The New Zealand Dollar Firmer Amid Market Hopes of Policy Detente

The Labour-led government's policy platform is not yet known but, for the time being, the direction of travel appears consistent with an administration stepping back from its more contentious policies.

The New Zealand Dollar staged a recovery against the G10 basket Monday, following steep losses in the previous week, amid signs the new Labour-led coalition government is stepping back from some of its more contentious policies.

Market fears of reforms to the central bank, a hard clampdown on inbound migration and curbs on foreign ownership of property made a Labour coalition, propped up by New Zealand First, the market’s least preferred outcome from the September election.

“We had nominated an NZ First/Labour/Green result as worth 2% off NZD in the absence of material policy changes to Labour’s baseline,” says Ben Jarman, a strategist at JPMorgan.

Thursday’s press conference by kingmakers New Zealand First saw the party’s 72 year old leader, Winston Peters, express fears of a possible economic slowdown and admit to reporters that not all of either Labour or NZ First’s policies had survived coalition negotiations.

“For markets, this outcome is not the expected one, following National’s first past the post result in the election,” says Jarman. “This suggests not much risk premium had been built back in for a change of government after the election outcome a month ago.”

It transpires that NZ First’s desire to cut net migration from 70,000 down to just 10,000 was among the first policy casualties as Prime Minister elect Jacinda Ardern has said since that the government will pursue Labour’s manifesto policy on migration.

This involves a much lesser reduction of around 30,000 and a clampdown on “migration by the back door” in the form of student visas.

“For the change of government alone to make this result hold and extend (NZD), there would need to see more growth- or capital-flow-negative policies come out than we have heard thus far,” says Jarman.

The New Zealand Dollar rose 0.38% to 0.6971 against the US Dollar Monday and by 0.39% to 0.8928 against the Australian Dollar. The Pound-to-New-Zealand-Dollar rate dropped around 0.08% to 1.8931.

Nonetheless, the coalition government has still unveiled itself while draped in promises of change, with the by-now obligatory anecdotes about making capitalism work for everybody.

Among those changes likely to make it off the drawing board are reforms to the Reserve Bank of New Zealand, which may see it move to a committee model of setting interest rates and adopt a dual mandate that incorporates an unemployment target.
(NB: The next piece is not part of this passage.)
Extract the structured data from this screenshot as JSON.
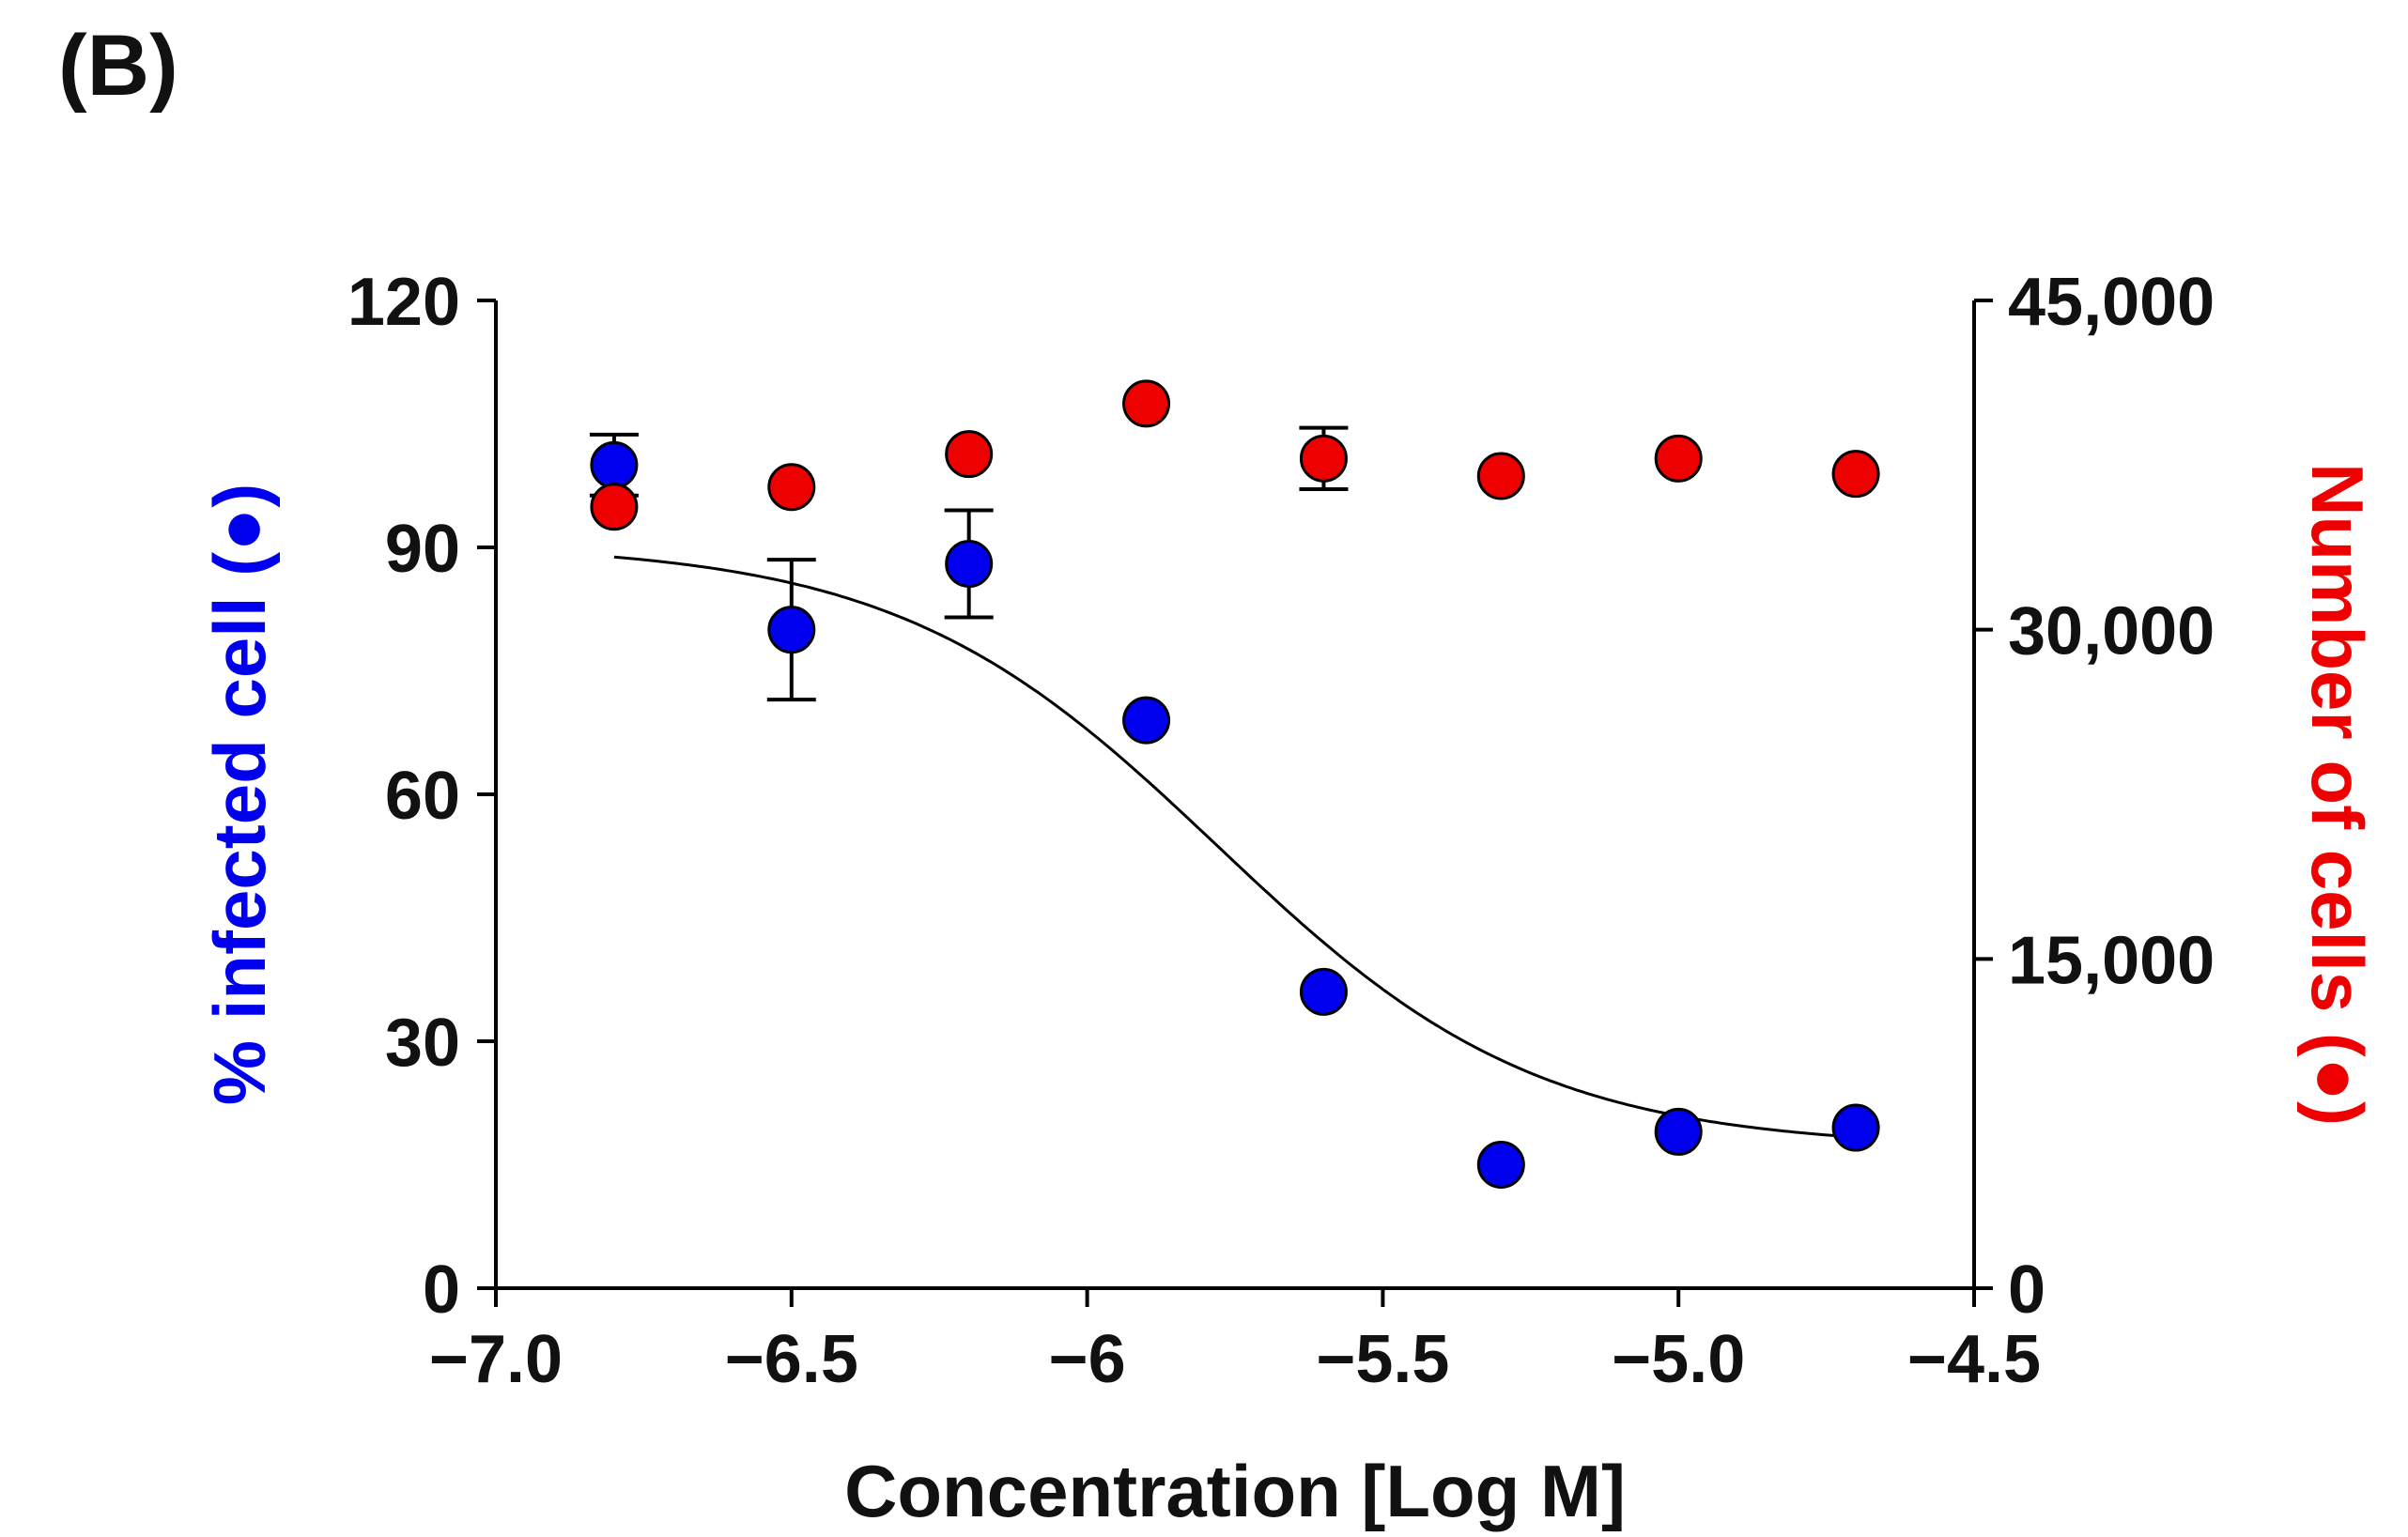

“What changes to the Reserve Bank Act will mean is that the crafting of the new PTA and selection of the new governor could take longer, and last deeper into caretaker governor Spencer’s term,” says Jarman.

This comes at a time when the central bank is in the hands of a caretaker government after Graeme Wheeler departed his role in September.

“Even if the RBNZ do not become any more dovish per se due to mandate changes, fiscal stimulus is important in propping up growth next year in the RBNZ’s forecasts, so if it arrives later under Labour’s policies, that could be decisive for monetary policy settings,” says Jarman.

Markets have previously bet that the incorporation of an unemployment target into the RBNZ mandate could lead interest rates to remain lower for longer than they will have done otherwise.

“Over the longer term, the central bank doesn’t choose rates so much as the performance of the economy and markets do, and in this way the dual mandate could matter most through an effect on inflation risk premia,” notes Jarman.

In addition to reforms of the RBNZ it remains to be seen to what extent the new coalition government will want to impose curbs on the foreign acquisition of residential property and farm land.

However, for the time being, the new government appears moving in a direction consistent with stepping back from the brink of its more market-negative policies.